F24- I am currently in a relationship and i feel that i am expecting and depending a lot on my partner. My parents know about my relationship and they are just pretending that they don’t. My parents are not legally separated and they are not together also. And my dad is so strict. I always feel if i had a perfect family which i have always missed , then may be today I wouldn’t be writing this if i had a perfect dad like the one they potray in movies, a friendly understanding dad and a caring mom then may be i wouldnt have been in this situation.. may be if i had a proper way of bringing up then I wouldn’t crave for love and to be pampered. These my boyfriend is very busy that we hardly get time to spend with each other and when he says something and doesn’t do it then i feel very disappointed. I get easily hurt and i cry a lot. He always says that i am the one who keeps fighting with him all the time... I don’t know what to do... my parents aren’t supportive that much... they wont understand and they are not friendly to me... the only person whom I talk to everyday is him and when he does something like this I feel there is no one for me... i am just a disturbance to the people around me... may be if i die they would be happy. I don’t know what to do😭😭
Sorry you are going through a tough period, ranjani. I hear what you are saying about wanting a 'perfect family' but very few of us had that. When I was a child my family was very broken-my parents quarreled all the time and were separated several times and eventually divorced. The constant conflict had a deep impact on all three of us kids, it harmed our character a great deal.
Today, I am an old guy-63 years old. But I still carry the scars of that troubled family life and I battle depression and suicidal thoughts. My Dad died 15 years ago and my Mom and only brother both passed away in February, 2017-only 2 days apart (from unrelated problems). The only family I have left is one sister who is full of rage and anger and who I have not spoken with in 15 years. Currently we are engaged in a legal fight over my Mom's estate and it is causing me a lot of anxiety and depression. You never outgrow the hurts and wants that you suffer as a child
My advice to you is to seek therapy or someone you can confide to regarding your problems. It seems your boyfriend is not that person-at least not all the time. A confidant is very necessary in our troubled lives to help 'let off steam'. I have my wife and I also see a therapist once or twice a week. And I take medication for Depression which helps to some degree.

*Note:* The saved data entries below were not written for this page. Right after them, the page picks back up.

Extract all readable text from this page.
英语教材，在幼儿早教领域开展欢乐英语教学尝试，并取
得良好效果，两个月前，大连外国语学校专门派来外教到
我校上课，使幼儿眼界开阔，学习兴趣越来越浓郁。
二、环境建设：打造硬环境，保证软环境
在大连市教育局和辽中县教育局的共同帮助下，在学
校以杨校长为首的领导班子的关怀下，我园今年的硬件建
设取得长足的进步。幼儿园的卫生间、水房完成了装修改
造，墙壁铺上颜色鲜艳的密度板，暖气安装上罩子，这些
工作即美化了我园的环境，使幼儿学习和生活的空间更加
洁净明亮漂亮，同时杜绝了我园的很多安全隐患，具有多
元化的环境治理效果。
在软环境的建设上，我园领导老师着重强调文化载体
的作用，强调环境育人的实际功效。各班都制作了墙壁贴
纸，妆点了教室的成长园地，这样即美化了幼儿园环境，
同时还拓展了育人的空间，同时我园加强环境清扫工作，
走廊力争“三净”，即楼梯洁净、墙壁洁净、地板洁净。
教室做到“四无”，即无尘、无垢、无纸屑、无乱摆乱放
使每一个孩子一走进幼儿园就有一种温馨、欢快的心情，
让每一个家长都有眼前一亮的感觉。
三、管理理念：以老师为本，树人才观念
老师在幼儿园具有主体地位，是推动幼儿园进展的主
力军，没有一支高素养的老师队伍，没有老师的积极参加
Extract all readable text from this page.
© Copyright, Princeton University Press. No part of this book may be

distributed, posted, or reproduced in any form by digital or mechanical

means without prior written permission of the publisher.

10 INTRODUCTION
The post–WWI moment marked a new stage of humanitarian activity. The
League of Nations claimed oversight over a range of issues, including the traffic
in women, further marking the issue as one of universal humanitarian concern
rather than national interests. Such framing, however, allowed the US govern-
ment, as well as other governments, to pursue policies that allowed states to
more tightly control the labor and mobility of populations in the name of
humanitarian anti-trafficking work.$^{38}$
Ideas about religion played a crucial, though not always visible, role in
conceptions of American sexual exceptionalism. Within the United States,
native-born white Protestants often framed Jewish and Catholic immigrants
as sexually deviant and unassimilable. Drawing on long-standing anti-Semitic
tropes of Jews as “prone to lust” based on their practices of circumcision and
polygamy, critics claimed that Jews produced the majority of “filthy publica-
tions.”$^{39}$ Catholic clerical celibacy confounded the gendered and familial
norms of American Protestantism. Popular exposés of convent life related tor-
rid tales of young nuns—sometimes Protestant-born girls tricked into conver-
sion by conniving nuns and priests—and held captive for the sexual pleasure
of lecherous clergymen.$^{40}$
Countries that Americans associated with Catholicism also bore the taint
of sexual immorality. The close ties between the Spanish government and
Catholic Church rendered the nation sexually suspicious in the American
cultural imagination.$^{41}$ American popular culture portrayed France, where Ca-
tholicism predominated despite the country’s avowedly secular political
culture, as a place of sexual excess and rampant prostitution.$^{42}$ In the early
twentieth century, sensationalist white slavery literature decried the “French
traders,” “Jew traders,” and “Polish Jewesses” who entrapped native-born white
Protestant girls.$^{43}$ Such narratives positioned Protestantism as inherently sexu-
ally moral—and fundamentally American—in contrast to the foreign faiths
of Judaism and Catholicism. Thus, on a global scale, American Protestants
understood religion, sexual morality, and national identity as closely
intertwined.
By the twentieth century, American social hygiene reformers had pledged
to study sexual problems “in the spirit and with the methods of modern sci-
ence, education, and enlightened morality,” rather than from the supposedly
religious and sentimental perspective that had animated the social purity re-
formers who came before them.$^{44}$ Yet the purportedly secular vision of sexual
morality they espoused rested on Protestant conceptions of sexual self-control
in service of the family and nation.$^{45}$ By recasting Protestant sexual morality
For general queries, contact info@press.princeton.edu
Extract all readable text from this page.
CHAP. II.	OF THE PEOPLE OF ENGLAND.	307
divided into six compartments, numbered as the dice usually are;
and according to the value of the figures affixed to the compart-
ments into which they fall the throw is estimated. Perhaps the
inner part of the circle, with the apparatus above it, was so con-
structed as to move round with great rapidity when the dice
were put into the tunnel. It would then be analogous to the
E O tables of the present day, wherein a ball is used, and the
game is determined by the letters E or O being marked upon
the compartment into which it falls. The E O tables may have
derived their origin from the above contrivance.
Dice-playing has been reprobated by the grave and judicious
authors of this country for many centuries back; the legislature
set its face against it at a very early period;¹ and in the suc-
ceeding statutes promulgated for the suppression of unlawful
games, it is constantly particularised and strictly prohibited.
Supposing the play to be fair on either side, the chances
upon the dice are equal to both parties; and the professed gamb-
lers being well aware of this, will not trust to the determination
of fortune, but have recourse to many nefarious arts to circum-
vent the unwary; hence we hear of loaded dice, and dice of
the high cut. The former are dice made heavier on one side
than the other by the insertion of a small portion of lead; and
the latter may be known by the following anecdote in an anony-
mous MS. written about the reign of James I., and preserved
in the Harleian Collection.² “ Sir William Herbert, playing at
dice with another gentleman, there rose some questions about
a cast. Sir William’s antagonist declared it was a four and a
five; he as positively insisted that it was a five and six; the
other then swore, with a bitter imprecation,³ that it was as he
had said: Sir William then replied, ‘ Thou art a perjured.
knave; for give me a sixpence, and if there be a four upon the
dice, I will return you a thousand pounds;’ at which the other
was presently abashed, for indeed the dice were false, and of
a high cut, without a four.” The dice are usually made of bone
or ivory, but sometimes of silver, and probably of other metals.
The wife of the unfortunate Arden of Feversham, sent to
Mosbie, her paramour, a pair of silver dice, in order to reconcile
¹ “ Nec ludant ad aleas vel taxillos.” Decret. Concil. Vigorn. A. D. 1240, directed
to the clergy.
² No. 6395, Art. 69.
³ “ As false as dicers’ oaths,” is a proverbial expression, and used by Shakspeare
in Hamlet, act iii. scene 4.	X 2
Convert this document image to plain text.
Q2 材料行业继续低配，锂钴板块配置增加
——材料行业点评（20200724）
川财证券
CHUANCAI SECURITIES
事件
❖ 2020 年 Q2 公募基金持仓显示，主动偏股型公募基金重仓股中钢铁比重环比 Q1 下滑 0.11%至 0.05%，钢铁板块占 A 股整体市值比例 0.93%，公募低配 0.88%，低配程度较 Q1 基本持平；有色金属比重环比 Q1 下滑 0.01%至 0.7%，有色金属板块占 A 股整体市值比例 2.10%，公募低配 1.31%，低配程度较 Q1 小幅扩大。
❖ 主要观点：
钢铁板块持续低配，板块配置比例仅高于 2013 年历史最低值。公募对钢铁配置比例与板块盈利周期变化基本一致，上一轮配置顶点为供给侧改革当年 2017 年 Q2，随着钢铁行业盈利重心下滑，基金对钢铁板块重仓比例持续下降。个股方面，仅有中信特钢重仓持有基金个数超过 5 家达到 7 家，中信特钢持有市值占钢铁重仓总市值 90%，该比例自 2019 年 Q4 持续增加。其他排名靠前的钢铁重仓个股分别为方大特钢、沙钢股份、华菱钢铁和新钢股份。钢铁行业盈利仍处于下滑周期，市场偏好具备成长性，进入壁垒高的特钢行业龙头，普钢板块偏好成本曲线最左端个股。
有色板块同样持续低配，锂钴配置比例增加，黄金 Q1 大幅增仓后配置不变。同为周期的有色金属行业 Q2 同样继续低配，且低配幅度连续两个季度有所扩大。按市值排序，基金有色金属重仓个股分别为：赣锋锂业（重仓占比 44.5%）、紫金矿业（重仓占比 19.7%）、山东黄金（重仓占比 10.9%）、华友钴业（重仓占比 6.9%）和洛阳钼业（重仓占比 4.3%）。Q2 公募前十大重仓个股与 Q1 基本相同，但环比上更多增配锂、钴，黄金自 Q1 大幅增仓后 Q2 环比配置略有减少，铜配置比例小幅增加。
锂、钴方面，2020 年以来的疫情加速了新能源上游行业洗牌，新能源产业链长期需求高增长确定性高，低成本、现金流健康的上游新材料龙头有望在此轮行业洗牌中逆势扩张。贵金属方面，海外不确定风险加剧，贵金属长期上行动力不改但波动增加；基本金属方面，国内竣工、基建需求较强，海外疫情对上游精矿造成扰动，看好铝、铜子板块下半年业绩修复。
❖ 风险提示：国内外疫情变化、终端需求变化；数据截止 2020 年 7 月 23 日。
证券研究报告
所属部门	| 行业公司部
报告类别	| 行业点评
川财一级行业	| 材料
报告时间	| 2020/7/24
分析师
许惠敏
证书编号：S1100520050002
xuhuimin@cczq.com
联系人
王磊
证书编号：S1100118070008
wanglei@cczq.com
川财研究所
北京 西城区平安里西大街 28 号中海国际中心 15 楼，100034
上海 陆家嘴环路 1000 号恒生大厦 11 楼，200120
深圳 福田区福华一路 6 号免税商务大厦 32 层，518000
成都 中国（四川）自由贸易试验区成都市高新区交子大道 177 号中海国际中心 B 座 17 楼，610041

I hope things settle down for you and you can experience some joy in your life. For most of us life has a lot of problems continually. We struggle most days just to get by and, if you suffer from anxiety or depression, it is a very tough struggle indeed! I will remember you today and try and think good thoughts for you, maybe God will hear and help ease your troubles? We shall see.
Hi the point about movies is that they aren't real and 'perfect' parents don't actually exist - they are just a Hollywood invention. No one in the history of the world ever had perfect parents or a perfect life as this is impossible with us humans and thank goodness too as life would be so boring wouldn't it.
If my aunt had balls she would be my uncle...
If you are thinking of suicide it is a red flag that you need help. Please see your doctor. I presume you are not under 16? x
Hi Ranjani - sorry to read you are suffering. Waiting for someone to change to suit us is a waste of time. We can't change them, only they can do that. Your parents are who they are, imperfect as the rest of us, and they cannot give what they don't have. This does not in any way diminish or negate how you are feeling and what caused it. Have you consulted a doctor about this? Have you had any counselling? That is the place to start.